都会の片隅でひっそりと暮らす4人だが、突然“おおかみおとこ”が死んでしまう。残された花は姉弟を連れて田舎町に移り住むことを決意する―。

アマゾンより引用

感想

「これは作り話だから細かいことは考えちゃ駄目」って理屈では分かっているのだけれどツッコミどころが多過ぎて、どうにもこうにも受け入れられなかった。

20歳そこそこで出来ちやった結婚。しかも出産は自宅で……とか。狼とのハーフの子を育てる苦労を感じながらも、勢い余って(?)2人目の子どもも作っちゃうとか。

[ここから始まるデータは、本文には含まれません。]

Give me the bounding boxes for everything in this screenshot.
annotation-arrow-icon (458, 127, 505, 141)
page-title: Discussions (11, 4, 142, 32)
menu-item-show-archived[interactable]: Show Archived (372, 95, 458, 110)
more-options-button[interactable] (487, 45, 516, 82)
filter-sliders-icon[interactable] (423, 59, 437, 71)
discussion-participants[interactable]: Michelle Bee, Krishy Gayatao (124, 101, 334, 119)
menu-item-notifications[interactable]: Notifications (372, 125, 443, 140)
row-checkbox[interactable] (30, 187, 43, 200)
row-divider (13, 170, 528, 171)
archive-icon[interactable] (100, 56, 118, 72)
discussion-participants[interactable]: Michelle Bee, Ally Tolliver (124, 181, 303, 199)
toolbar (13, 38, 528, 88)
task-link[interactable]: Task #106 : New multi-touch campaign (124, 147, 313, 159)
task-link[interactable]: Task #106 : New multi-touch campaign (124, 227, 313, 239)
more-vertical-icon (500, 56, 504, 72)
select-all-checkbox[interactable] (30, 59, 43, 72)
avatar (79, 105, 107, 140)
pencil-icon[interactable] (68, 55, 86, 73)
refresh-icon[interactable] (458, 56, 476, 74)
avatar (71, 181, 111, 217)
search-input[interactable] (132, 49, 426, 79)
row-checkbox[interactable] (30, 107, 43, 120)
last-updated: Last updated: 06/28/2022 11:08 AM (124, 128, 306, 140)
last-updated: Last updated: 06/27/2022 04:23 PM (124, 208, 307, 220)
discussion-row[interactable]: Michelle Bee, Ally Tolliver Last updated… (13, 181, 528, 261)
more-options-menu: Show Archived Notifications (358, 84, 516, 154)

人間じゃないから予防接種も検診も受けさせず、小学校に上がるまで保育園、幼稚園等の集団生活を受けさせずに育てるとか。

言っちゃあなんだが児童相談所に通報してもいいレベル。こどもはアクセサリーや癒しグッズではないのだ。

まぁ、それはそれとして。狼こどもを懸命に育てる母親の姿は良かったと思う。何かトラブルが起こった時、四苦八苦しながらも「どうにかしよう」と悪戦苦闘するところなんかには共感が持てた。

……とは言うものの小説としては稚拙だと思う。ラノベ的過ぎて親子の情愛を描くにはアッサリし過ぎて心に響かない。

アニメ映画だと映像の美しさだの、キャラクターの可愛らしさだので印象が変わってくるのだろうとは思うのだけど。

ノベライズ化するなら、本業の作家さんに頼んだ方が良かったのかも知れない。

読書的にはガッカリとしか言いようのない作品ではあったけれど、テレビでアニメ映画が放送されるような事があれば、比較する意味で観てみようかな……と思う。